Findings from scalp recordings during unilateral stimulus presentations generally reveal bilateral ERP components, although these are not always symmetric over the two hemispheres. For early sensory ERP components, hemispheric ERP amplitude tend to be associated with sensory pathway effects (i.e. direct versus indirect projections). As noted previously, amplitudes for visual ERP components tend to be larger for direct than for indirect VF-hemisphere combinations, as there are costs for the indirect condition that are associated with interhemispheric transfer of information. This interpretation is supported by the absence of early sensory ERP components over the indirect hemisphere in split brain patients and in individuals born without a corpus callosum (i.e. callosal agenesis) (Rugg et al., 1985, Mangun et al., 1991). Attentional factors appear to modulate this anatomical pathway effect, since the advantage for the direct condition is reduced when participants are less engaged in the task (Rugg et al., 1986). Likewise, motor components tend to have larger amplitudes over the hemisphere that is contralateral to the responding hand. As these studies are based on scalp recordings, their ability to localize activity to specific brain structures or regions is limited, particularly for deep generators. Intracranial (i.e. depth) recordings from individuals with intact corpus callosums should further our understanding of the relative contributions of each hemisphere to the generation of ERP components.
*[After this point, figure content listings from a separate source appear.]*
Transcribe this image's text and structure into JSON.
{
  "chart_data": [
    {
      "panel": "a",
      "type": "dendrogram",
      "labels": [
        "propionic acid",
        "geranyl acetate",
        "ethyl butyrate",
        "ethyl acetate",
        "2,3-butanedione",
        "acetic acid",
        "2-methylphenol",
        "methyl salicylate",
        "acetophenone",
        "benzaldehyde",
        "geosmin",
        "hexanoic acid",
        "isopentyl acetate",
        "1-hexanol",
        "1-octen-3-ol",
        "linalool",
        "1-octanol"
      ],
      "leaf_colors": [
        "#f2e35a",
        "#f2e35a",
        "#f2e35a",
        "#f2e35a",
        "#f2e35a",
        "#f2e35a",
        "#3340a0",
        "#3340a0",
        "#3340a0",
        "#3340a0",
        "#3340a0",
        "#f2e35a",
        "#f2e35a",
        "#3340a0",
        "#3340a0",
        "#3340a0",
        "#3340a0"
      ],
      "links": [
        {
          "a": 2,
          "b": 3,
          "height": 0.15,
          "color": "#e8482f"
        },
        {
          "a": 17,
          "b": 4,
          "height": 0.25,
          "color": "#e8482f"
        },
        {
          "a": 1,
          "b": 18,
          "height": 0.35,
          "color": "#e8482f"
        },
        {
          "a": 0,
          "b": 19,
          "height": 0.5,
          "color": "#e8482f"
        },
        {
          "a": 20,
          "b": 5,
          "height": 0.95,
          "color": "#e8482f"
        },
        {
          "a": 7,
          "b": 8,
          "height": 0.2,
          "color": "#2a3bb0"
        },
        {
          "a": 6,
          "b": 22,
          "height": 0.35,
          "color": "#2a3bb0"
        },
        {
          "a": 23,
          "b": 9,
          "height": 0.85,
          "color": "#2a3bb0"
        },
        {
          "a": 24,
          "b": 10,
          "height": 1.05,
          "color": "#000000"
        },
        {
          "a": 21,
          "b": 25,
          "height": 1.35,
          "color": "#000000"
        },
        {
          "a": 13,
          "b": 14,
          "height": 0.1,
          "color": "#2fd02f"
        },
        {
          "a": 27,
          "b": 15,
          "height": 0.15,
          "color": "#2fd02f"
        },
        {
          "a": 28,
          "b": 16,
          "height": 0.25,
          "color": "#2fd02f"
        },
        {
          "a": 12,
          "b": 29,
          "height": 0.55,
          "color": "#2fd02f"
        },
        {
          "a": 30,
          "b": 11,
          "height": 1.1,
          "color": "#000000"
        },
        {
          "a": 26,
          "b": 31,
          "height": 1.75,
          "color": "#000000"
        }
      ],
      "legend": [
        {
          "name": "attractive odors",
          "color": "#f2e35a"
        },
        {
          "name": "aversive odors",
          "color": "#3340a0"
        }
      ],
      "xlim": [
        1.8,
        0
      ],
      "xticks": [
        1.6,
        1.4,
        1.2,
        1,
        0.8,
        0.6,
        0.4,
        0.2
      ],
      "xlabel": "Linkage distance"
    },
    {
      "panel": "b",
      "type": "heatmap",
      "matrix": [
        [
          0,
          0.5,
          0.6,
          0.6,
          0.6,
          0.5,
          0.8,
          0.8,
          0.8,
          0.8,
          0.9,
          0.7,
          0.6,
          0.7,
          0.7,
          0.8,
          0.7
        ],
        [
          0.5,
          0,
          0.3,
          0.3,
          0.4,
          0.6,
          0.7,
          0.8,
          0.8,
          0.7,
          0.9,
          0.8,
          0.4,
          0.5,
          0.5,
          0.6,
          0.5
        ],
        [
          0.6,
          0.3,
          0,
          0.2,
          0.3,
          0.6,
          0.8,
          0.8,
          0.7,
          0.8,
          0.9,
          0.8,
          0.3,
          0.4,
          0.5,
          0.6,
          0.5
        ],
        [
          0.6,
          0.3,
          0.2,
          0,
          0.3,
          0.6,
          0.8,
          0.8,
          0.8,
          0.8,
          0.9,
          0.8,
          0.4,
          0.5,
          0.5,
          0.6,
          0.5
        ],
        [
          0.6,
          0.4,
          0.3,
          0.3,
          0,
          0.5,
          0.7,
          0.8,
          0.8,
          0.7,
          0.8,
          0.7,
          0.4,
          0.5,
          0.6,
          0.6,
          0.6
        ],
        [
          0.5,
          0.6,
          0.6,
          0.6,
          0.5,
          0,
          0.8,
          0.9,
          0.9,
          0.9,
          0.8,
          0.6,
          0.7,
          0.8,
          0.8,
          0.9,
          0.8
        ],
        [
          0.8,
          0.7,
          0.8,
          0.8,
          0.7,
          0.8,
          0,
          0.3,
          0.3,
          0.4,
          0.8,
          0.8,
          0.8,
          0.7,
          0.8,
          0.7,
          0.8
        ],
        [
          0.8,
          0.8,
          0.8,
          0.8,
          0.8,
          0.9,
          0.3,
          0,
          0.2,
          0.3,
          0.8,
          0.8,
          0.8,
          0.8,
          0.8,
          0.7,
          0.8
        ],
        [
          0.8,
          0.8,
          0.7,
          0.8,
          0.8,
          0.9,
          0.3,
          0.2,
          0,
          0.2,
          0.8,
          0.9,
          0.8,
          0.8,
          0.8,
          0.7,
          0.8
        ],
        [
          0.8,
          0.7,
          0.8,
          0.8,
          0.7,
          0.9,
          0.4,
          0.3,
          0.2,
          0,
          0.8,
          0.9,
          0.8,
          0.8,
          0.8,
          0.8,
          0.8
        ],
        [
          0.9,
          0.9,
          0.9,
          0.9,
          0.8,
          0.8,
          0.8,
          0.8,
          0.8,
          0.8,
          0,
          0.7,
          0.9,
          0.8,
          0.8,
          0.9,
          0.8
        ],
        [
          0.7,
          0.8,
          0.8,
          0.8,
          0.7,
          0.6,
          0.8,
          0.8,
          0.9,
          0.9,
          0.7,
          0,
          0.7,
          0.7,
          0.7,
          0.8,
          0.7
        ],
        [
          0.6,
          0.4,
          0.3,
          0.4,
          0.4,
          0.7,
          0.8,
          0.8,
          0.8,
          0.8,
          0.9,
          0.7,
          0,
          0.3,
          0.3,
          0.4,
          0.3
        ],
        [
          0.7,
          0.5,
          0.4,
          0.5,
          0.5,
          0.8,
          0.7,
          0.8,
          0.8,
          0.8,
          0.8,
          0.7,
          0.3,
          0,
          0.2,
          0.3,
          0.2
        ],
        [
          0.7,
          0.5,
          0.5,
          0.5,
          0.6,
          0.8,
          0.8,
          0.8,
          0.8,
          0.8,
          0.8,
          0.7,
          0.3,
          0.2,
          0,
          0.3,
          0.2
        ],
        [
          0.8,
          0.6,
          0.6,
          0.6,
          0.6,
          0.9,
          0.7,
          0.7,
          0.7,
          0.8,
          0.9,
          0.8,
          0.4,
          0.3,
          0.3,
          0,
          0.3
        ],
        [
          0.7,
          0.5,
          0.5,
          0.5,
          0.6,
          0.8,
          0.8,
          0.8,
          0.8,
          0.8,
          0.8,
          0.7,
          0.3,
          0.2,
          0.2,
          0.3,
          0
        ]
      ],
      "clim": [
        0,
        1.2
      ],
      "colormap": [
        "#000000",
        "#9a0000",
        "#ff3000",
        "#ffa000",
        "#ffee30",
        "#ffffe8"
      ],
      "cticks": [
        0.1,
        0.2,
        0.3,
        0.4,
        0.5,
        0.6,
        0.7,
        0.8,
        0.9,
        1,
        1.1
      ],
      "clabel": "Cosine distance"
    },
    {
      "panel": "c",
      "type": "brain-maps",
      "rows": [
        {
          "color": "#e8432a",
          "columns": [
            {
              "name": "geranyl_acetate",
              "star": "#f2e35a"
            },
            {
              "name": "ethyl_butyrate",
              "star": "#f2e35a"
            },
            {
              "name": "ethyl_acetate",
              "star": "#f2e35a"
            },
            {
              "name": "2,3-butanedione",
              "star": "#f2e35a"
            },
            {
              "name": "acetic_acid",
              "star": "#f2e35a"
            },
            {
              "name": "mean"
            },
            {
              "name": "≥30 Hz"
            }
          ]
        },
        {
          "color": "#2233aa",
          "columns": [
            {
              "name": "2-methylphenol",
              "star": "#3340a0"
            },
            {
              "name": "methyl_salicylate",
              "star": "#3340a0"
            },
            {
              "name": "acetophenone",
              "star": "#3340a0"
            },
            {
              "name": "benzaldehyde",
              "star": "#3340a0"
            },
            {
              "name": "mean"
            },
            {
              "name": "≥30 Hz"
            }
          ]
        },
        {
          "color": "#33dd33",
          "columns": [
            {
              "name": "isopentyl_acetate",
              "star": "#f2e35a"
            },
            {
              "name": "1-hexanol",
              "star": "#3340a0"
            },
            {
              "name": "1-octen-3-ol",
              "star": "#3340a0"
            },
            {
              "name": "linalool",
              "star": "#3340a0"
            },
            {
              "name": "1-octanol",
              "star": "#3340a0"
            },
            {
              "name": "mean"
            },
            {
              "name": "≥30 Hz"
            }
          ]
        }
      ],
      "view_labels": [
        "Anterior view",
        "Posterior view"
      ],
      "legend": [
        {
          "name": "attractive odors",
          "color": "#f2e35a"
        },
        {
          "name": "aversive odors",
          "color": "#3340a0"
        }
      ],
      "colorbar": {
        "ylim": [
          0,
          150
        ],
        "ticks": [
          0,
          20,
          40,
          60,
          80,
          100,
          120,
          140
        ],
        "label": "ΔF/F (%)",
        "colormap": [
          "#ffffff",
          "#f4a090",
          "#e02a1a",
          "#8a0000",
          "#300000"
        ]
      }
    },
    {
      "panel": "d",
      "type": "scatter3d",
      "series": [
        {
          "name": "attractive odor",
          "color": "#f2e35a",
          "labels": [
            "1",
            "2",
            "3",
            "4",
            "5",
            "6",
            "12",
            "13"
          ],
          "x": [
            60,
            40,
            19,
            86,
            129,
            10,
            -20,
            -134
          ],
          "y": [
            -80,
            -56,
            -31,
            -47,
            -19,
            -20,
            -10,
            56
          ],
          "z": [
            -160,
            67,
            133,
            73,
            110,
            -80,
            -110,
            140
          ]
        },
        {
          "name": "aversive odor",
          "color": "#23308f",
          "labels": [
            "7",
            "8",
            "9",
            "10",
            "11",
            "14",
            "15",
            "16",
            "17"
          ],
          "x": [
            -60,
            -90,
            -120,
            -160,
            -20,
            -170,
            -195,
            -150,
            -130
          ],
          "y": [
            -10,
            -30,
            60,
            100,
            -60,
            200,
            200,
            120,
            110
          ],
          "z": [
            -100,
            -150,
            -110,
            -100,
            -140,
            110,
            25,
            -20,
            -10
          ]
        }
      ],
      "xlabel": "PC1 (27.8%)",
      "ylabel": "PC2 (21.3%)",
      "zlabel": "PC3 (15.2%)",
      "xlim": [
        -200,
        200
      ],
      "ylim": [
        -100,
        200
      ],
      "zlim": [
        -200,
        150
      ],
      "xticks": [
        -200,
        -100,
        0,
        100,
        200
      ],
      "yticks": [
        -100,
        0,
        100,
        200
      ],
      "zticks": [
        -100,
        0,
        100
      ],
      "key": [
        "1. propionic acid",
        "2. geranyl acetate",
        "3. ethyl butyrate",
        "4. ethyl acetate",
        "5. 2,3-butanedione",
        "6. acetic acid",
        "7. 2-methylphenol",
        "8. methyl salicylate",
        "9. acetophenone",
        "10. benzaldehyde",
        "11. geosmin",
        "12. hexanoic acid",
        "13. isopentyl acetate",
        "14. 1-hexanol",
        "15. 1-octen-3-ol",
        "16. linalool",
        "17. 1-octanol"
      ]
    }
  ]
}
In this first of two articles, we examined visual and motor ERP components that are evoked by a lateralized visual oddball task. Our interest is in characterizing ERP activity associated with the initial input and final output stages for our task. Consequently, this first article focuses on direct recordings from the occipital lobe and peri-Rolandic regions of epilepsy patients. The companion article, however, is primarily concerned with ‘cognitive’ ERP components recorded from other cortical and subcortical regions. Taken together, all cortical lobes of both hemispheres were sampled, and recordings were made directly from deep (e.g. hippocampal formation, parahippocampal gyrus, cingulate gyrus) as well as from superficial (e.g. cortex) cerebral regions. In this manner, there was precise localization of activity, at least for the regions sampled, together with excellent temporal resolution. By lateralizing stimulus input and response output to either the hemisphere containing a particular recording electrode (i.e. direct condition), or to the opposite hemisphere (i.e. indirect condition), we were able to investigate hemispheric and pathway effects.